Educare alle emozioni nelle scuole potrebbe prevenire la violenza? Le cronache continuano a raccontarci una continua escalation di episodi violenti che, in particolare tra i giovani, è spesso legata alla mancanza di educazione emotiva e all’incapacità di gestire le emozioni.

La letteratura scientifica (Goleman, Gottman, Mariani, Schiralli) è infatti concorde nel ritenere che l’aumento delle competenze emozionali rappresenti il più efficace fattore di protezione per evitare la maggior parte delle forme di disagio e di dipendenza patologica (tossicodipendenza, anoressia, bulimia, dipendenza da Internet, alcolismo, ecc…) in età adolescenziale. L’intelligenza emotiva, infatti, rappresenta la capacità di un individuo di identificare, differenziare e gestire le proprie emozioni. Essa svolge un ruolo fondamentale nell’empatia e costituisce un mezzo efficace per contrastare attivamente la violenza.
A fronte di un’opinione pubblica sempre più disorientata, gli esperti assicurano che l’educazione emozionale possa aiutare a prevenire la violenza, poiché ci insegna a informarci sul perché proviamo rabbia in determinate situazioni. Daniel Goleman, docente di psicologia all’Università di Harvard ha scritto negli anni Novanta il saggio Emotional intelligence notando come gli insegnanti cominciassero “a capire che esiste un diverso tipo di lacuna, assai pericolosa: l’analfabetismo emozionale” e se l’istruzione “deve essere indirizzata al pieno sviluppo della personalità umana e al rafforzamento del rispetto dei diritti e delle libertà fondamentali” (come recita l’articolo 26, comma 2, della Dichiarazione universale dei diritti umani), non può essere limitata al solo insegnamento dell’educazione civica.
È importante ricordare che, proprio sull’onda di un dibattito pubblico seguito ad episodi di cronaca, all’inizio del 2022 è stata approvata, all’unanimità, la Legge 2782/22, che disciplina la «Disposizione in materia di insegnamento sperimentale dell’educazione all’intelligenza emotiva nelle scuole di ogni ordine e grado». Nel testo il legislatore ribadisce che lavorare in classe su emozioni e sentimenti serve a promuovere il successo formativo; prevenire la povertà educativa; contrastare la dispersione scolastica. L’orientamento normativo italiano è in linea con la tendenza internazionale che vede, per esempio, l’istituzione di un Ministero per la Solitudine, sia nel Regno Unito sia in Giappone. Parallelamente, l’Organizzazione Mondiale della Sanità ha istituito una commissione per promuovere la connessione sociale.

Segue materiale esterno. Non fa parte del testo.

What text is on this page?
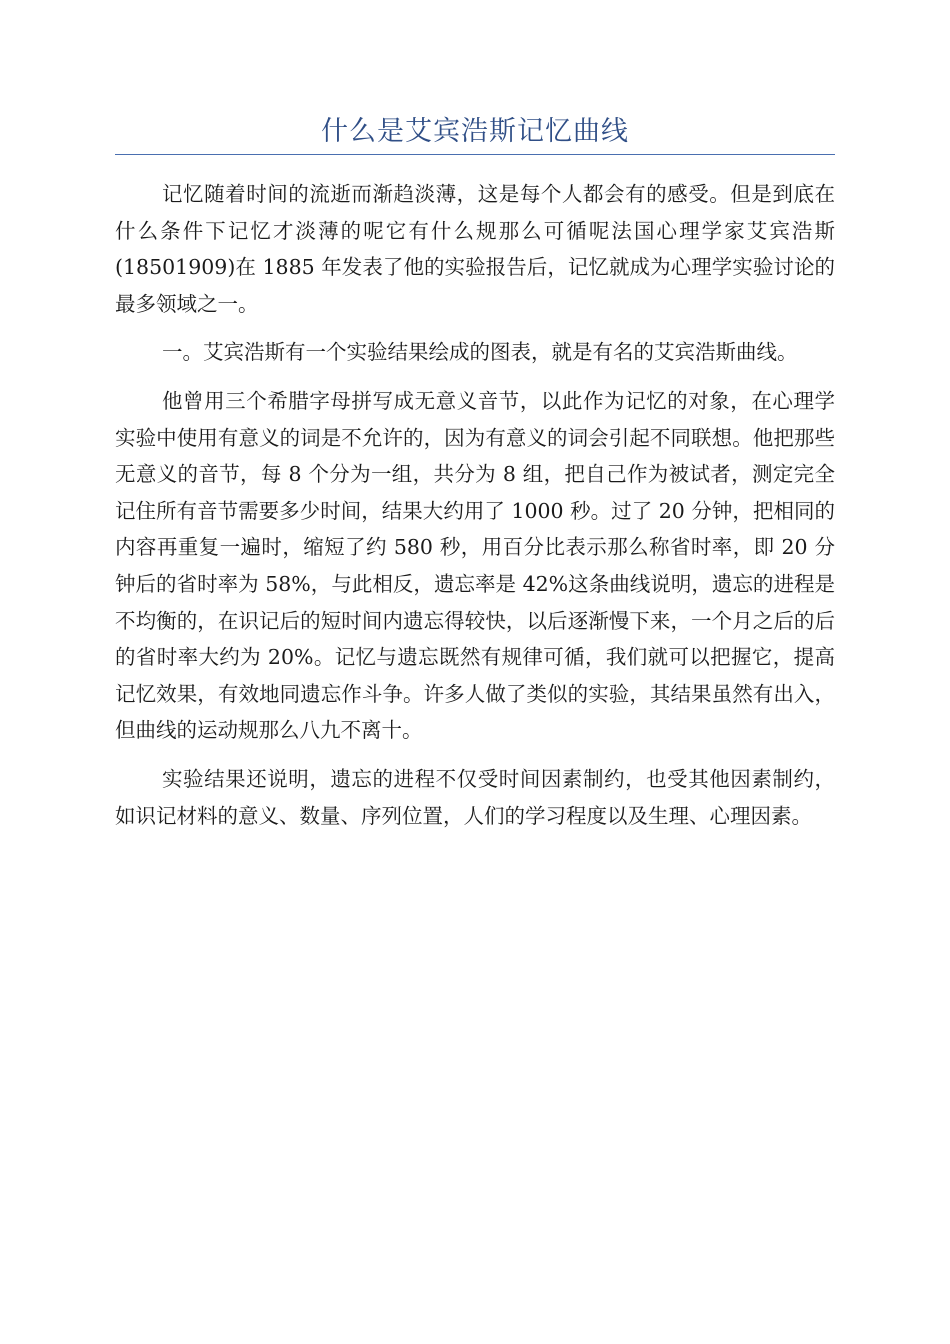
什么是艾宾浩斯记忆曲线

记忆随着时间的流逝而渐趋淡薄，这是每个人都会有的感受。但是到底在什么条件下记忆才淡薄的呢它有什么规那么可循呢法国心理学家艾宾浩斯(18501909)在 1885 年发表了他的实验报告后，记忆就成为心理学实验讨论的最多领域之一。

一。艾宾浩斯有一个实验结果绘成的图表，就是有名的艾宾浩斯曲线。

他曾用三个希腊字母拼写成无意义音节，以此作为记忆的对象，在心理学实验中使用有意义的词是不允许的，因为有意义的词会引起不同联想。他把那些无意义的音节，每 8 个分为一组，共分为 8 组，把自己作为被试者，测定完全记住所有音节需要多少时间，结果大约用了 1000 秒。过了 20 分钟，把相同的内容再重复一遍时，缩短了约 580 秒，用百分比表示那么称省时率，即 20 分钟后的省时率为 58%，与此相反，遗忘率是 42%这条曲线说明，遗忘的进程是不均衡的，在识记后的短时间内遗忘得较快，以后逐渐慢下来，一个月之后的后的省时率大约为 20%。记忆与遗忘既然有规律可循，我们就可以把握它，提高记忆效果，有效地同遗忘作斗争。许多人做了类似的实验，其结果虽然有出入，但曲线的运动规那么八九不离十。

实验结果还说明，遗忘的进程不仅受时间因素制约，也受其他因素制约，如识记材料的意义、数量、序列位置，人们的学习程度以及生理、心理因素。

Favorire la consapevolezza, l’alfabetizzazione emotiva e una rete di sane relazioni sociali è una priorità di salute globale, con importanti risvolti anche da un punto di vista sociale ed economico. Infatti, partendo dalla constatazione che il mondo digitale è anaffettivo, è necessario curare di più i rapporti umani (e reali), imparando ad instaurare relazioni sicure e solidali, le quali già di per sé costituiscono una forma di prevenzione della violenza. Le nuove generazioni che vivono il tempo del prevalere della tecnologia nella comunicazione quotidiana, si trovano sprovvisti di strumenti interiori adatti.
Questo problema ha ripercussioni significative in diversi ambiti della vita sociale e lavorativa, con impatti notevoli sulla salute mentale e sul benessere generale degli individui. Per questo è essenziale un’educazione emotiva, in particolare nelle scuole, per insegnare ai bambini e alle bambine che è estremamente importante comprendere quello che si prova, ad approcciarsi con l’altro e con sé stessi in modo comprensivo e avalutativo, perché è necessario rispettarsi e accogliersi come esseri umani.